From ANIMAL PEOPLE, March 1998:

WOODSTOCK, Illinois– – Hauled
to the McHenry County Jail in striped shirt
and jeans on February 4 for alleged contempt
of court, Chicago Animal Rights Coalition
founder Steve Hindi may spend the next five
months writing his memoirs––if he isn’t
killed.
Noted for daredevil undercover
videography and for flying the CHARC
paragliders between oncoming geese and
hunters at the now defunct Woodstock Hunt
Club, Hindi, 44, stays alive by accurate risk
assessment, and when he called ANIMAL
PEOPLE the night of February 17, there was
more worry in his voice than editor Merritt
Clifton had heard before, in frequent conversations
that began soon after Hindi, then a
hunter himself, saw the 1989 Labor Day
pigeon shoot at Hegins, Pennsylvania, and
was so appalled that he challenged organizer
Bob Tobash to a fist-fight.


Within a year Hindi gave up his
guns, became a vegan, and evolved into the
animal rights movement’s most innovative
and effective anti-hunting activist––and the
most hated, not just because he may have shut
down more hunting events than all the rest of
the cause put together, but also because he
has the background, investigative skill, and
media flair to expose hunters’ secrets.
In the McHenry County Jail, Hindi
is surrounded by hunters doing time for everything
from arson to zonking out on drugs––
and guards who may have been pals of the late
Woodstock Hunt Club owner, Earl Johnson,
a former cop. Johnson died of a heart attack
in November 1996 while Hindi was in jail for
the first time on the present charges.
The case began when Johnson sued
Hindi for allegedly harming the hunt club
business by keeping geese out of shooting
range, and sought a temporary restraining
order to halt Hindi’s flights. The order was
issued by McHenry County Judge James
Franz––who has been accused, though not
convicted, of improperly throwing his weight
around in other cases, including his girlfriend’s
May 1997 divorce.
Scheduled to protest outside the
hunt club the next day, Hindi didn’t receive
service of the TRO until after that weekend.
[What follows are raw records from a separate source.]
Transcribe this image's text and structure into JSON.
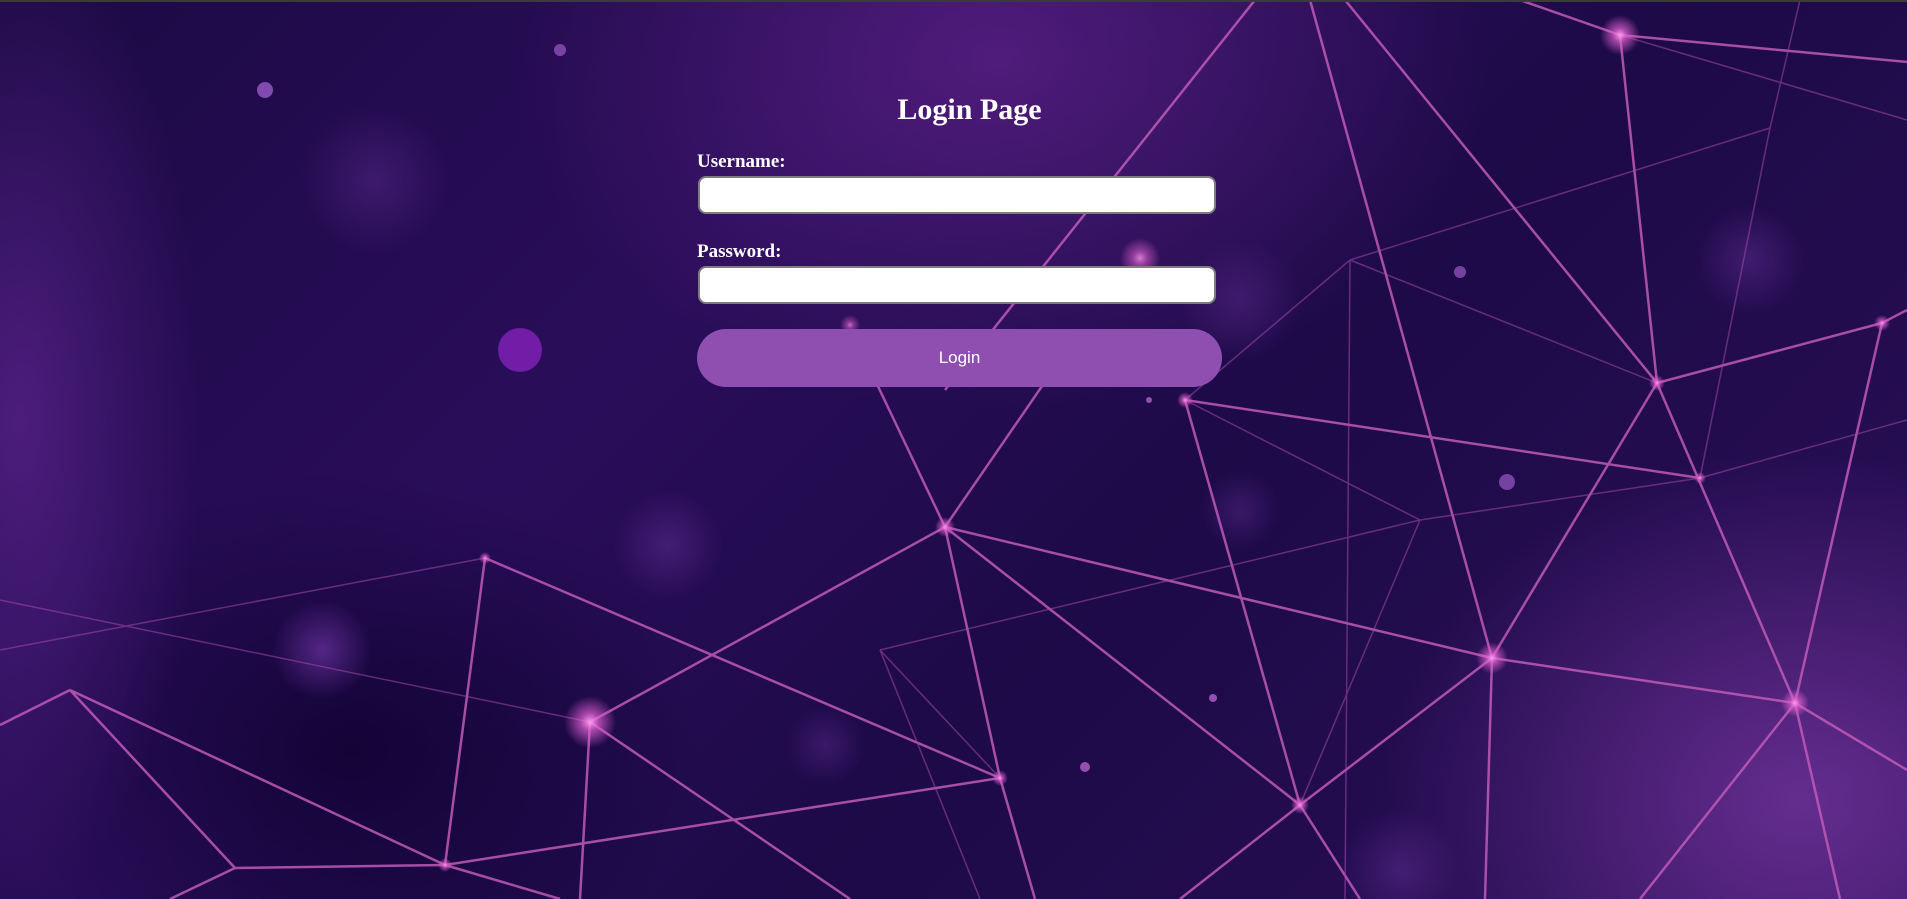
{
  "page": {
    "title": "Login Page"
  },
  "form": {
    "username_label": "Username:",
    "username_value": "",
    "password_label": "Password:",
    "password_value": "",
    "login_button_label": "Login"
  },
  "colors": {
    "button": "#8e4fb0",
    "background": "#1c0a44",
    "network_lines": "#c05ab8",
    "text": "#ffffff"
  }
}
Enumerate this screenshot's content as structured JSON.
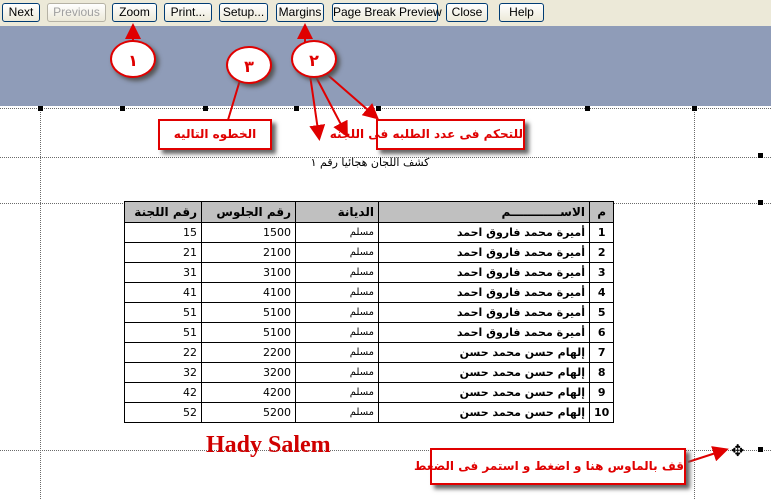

When another protester was hit with a similar
TRO, however, Hindi asked that protester’s
attorney, Richard D. Grossman, partner of
Hindi’s own attorney at the time, Lou Bruno,
what the order meant. Hindi has contended
ever since that Grossman told him a groundbased
demonstration probably wouldn’t violate
the TRO. Bruno allegedly neither raised
that point nor called Grossman to the witness
stand. Franz socked Hindi with six months in
jail for contempt. Then, annoyed that Hindi
went on a 16-day hunger strike, Franz repeatedly
delayed Hindi’s release––ordered by a
higher court––pending the outcome of an
appeal.
The appeal was eventually denied,
but by then Hindi had new attorneys, Judith
and Rich Halpern, who in November 1997
alleged to the 19th Judicial Circuit Court that
Bruno grievously misrepresented Hindi.
As of February 3, the Halperns and
Hindi thought they had negotiated a plea bargain
settlement with the McHenry County
prosecutor of all remaining charges. The next
day, however, McHenry County officials
denied makling a deal. Franz hit Hindi with
the maximum time left on his original sentence.
A first-level appeal was denied. That
means Hindi will stay in jail, barring unexpected
intervention by the Illinois Supreme
Court, until either his sentence is fully served
circa July 4––or some of the violent men
around him take his head as a trophy.